KG: Streitwert bei E-Mail-Werbung

ZPO § 3


Schon für ein Verfügungsverfahren, in dem der Antragsteller die Unterlassung von E-Mail-Werbung begehrt, kann ein Streitwert von 7.500 € angemessen sein, wenn die Kommunikation mittels E-Mail für den Antragsteller erkennbar von besonderer geschäftlicher oder beruflicher Bedeutung ist.

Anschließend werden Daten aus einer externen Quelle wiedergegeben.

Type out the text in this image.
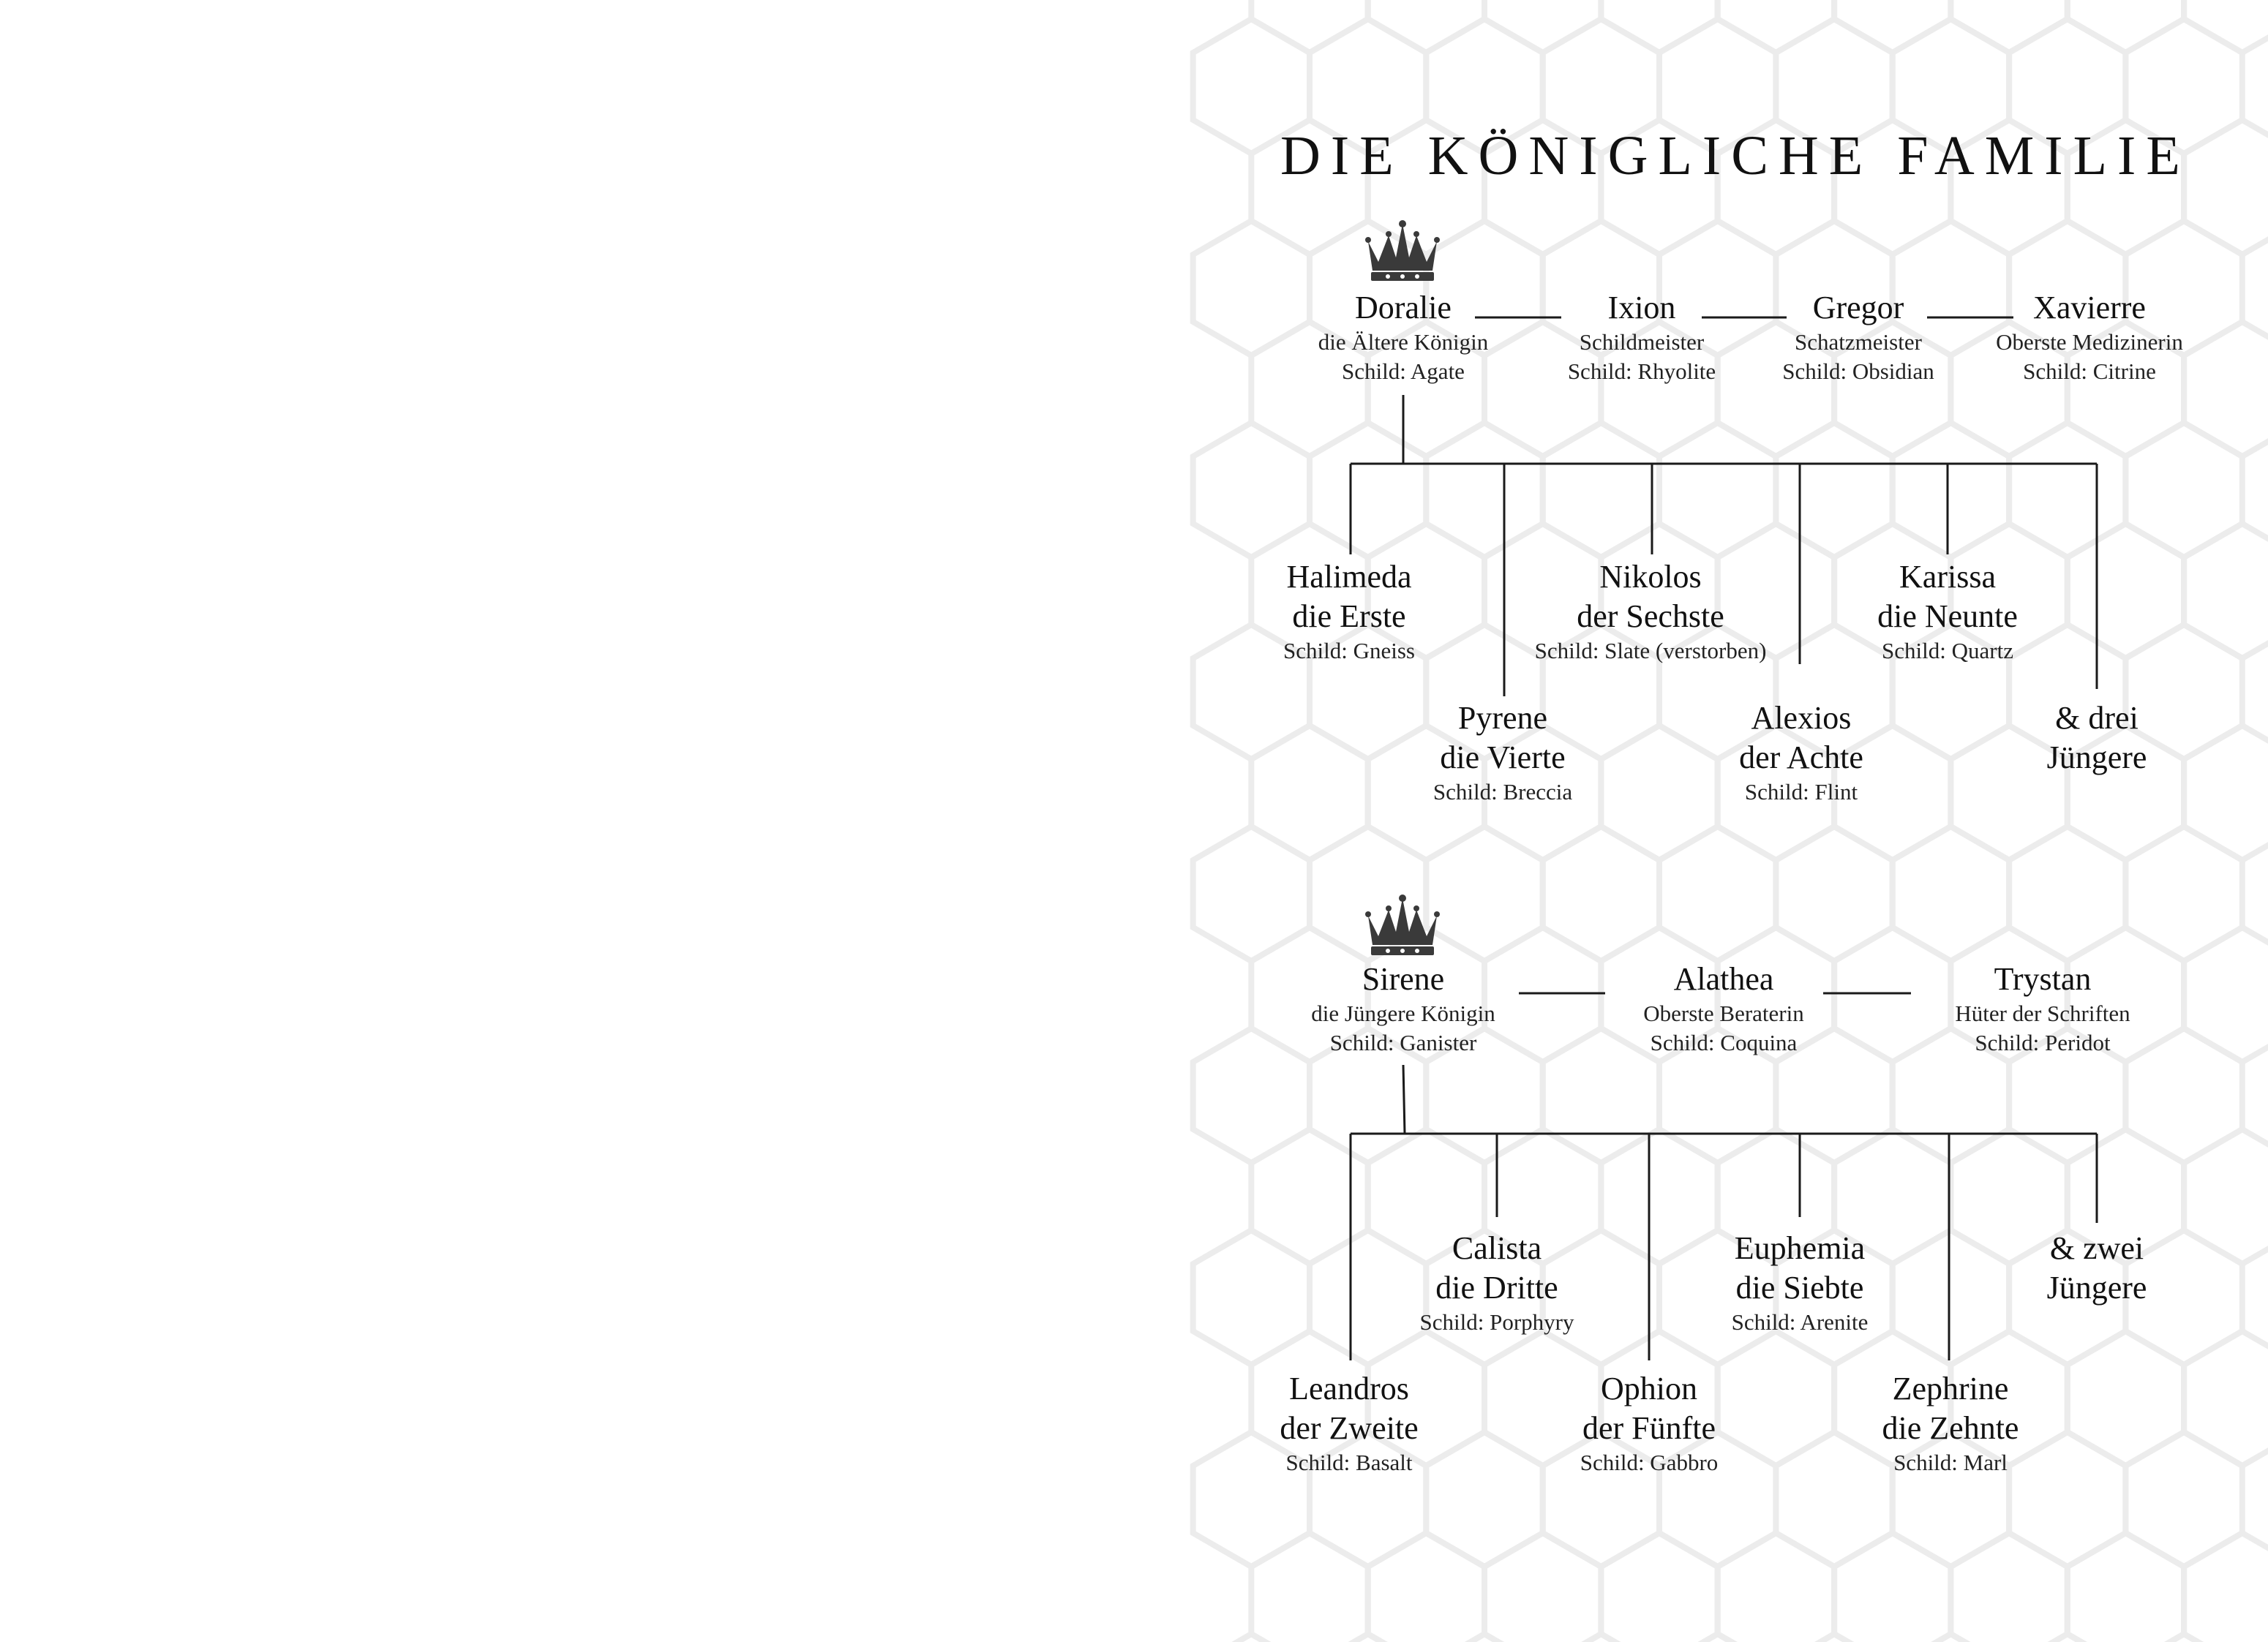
DIE KÖNIGLICHE FAMILIE
Doralie
die Ältere Königin
Schild: Agate
Ixion
Schildmeister
Schild: Rhyolite
Gregor
Schatzmeister
Schild: Obsidian
Xavierre
Oberste Medizinerin
Schild: Citrine
Halimeda
die Erste
Schild: Gneiss
Pyrene
die Vierte
Schild: Breccia
Nikolos
der Sechste
Schild: Slate (verstorben)
Alexios
der Achte
Schild: Flint
Karissa
die Neunte
Schild: Quartz
& drei
Jüngere
Sirene
die Jüngere Königin
Schild: Ganister
Alathea
Oberste Beraterin
Schild: Coquina
Trystan
Hüter der Schriften
Schild: Peridot
Leandros
der Zweite
Schild: Basalt
Calista
die Dritte
Schild: Porphyry
Ophion
der Fünfte
Schild: Gabbro
Euphemia
die Siebte
Schild: Arenite
Zephrine
die Zehnte
Schild: Marl
& zwei
Jüngere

KG, Beschl. v. 12.05.2006 – 5 W 93/06
(LG Berlin, Beschl. v. 06.01.2006 – 15 O 784/05)

Tenor
Die Beschwerde des Beklagten gegen den Streitwertbeschluss der Zivilkammer 15 des LG Berlin vom 06. 01. 2006 – 15 O 784/05 – wird zurückgewiesen.
Die Entscheidung ergeht gerichtsgebührenfrei. Außergerichtliche Kosten werden nicht erstattet
Gründe
1. Das gem. § 68 Abs. 1 GKG zulässige Rechtsmittel des Beklagten ist nicht begründet, § 3 ZPO. Das Landgericht hat den Wert der auf Unterlassung von gewerblicher E-Mail-Werbung des Beklagten (betreffend Kapitalanlage) gerichteten Klage (eines Steuerberaters) im Ergebnis zutreffend mit 7.500 € bemessen.
Abs. 1
a. Gemäß § 3 ZPO ist der Streitwert nach freiem Ermessen im Wege der Schätzung zu bestimmen. Maßgeblich für die Schätzung ist regelmäßig das wirtschaftliche lnteresse des Klägers am Erfolg seiner Klage. Ein gewichtiges Indiz für die Schätzung des Interesses bildet die Angabe des Streitwertes in der Klageschrift, weil diese noch unbeeinflusst vom Ausgang des Rechtsstreits erfolgt (vgl. Senat, JurBüro 2003, 142).
Abs. 2
b. Zwar entsteht bei einem nur einmaligem Herunterladen einer Werbe-E-Mail nur ein geringer finanzieller Schaden und zeitlicher Nachteil. Die Versendung von Werbung mittels E-Mail ist aber besonders kostengünstig, sodass von einem sehr großen Nachahmungseffekt auszugehen ist. Darüber hinaus muss sich der Empfänger beim Löschen der E-Mail regelmäßig auch näher mit dem Inhalt der E-Mail befassen, was den Werbewert (und damit die Nachahmungsgefahr) nochmals erhöht. Deshalb kann schon für ein Verfügungsverfahren ein Wert von 7.500 € angemessen sein, wenn die Kommunikation mittels E-Mail für den Antragsteller erkennbar von besonderer geschäftlicher oder beruflicher Bedeutung (also nicht nur rein privat) ist (Senat, a .a. O., Seite 143).
Abs. 3
c. Vorliegend hat der Kläger verfahrenseinleitend für das Hauptsacheverfahren einen Wert von 7.500 € angegeben. Die Kommunikation per E-Mail fällt in den Bereich der beruflichen Betätigung des Klägers. Dieser wird nicht nur nach einem eigenen Anlageinteresse gefragt, sondern sogar aufgefordert, Mandanten anzusprechen. Der Kläger musste mit einem Nachfassen des Beklagten rechnen. Bei tatenlos hingenommener E-Mail-Werbung wäre er als Steuerberater wegen seiner Mandantschaft im besonderen Maß Ziel einer Kapitalanlagewerbung per E-Mail. Bloße formelhafte Entschuldigungen in der Werbe-E-Mail können das Gefahrenpotential nicht herabsetzen. Dies gilt auch für eine etwaige schwache soziale Stellung des Beklagten, der offenbar deutschlandweit Anlageinteressenten sucht. Die "Betreff-Zeile" weist mit der Wendung "Anfrage" die E-Mail auch nicht völlig eindeutig als gewerbliche Werbung aus. Für ein lnteresse des Klägers an der Werbung lagen dem Beklagten keine individuellen Anhaltspunkte vor.
Abs. 4
Auch wenn der BGH eine Wertfestsetzung für das Begehren eines Rechtsanwaltes auf Unterlassung von E-Mail-Werbung eines Modehändlers mit 3.000 € hingenommen hat (RVG-Report 2005, 80), erscheint nach den vorliegend erörterten Umständen ein Wert von 7.500 € für das Haupsacheverfahren angemessen.
Abs. 5
2. Die Kostenentscheidung beruht auf § 68 Abs. 3 GKG.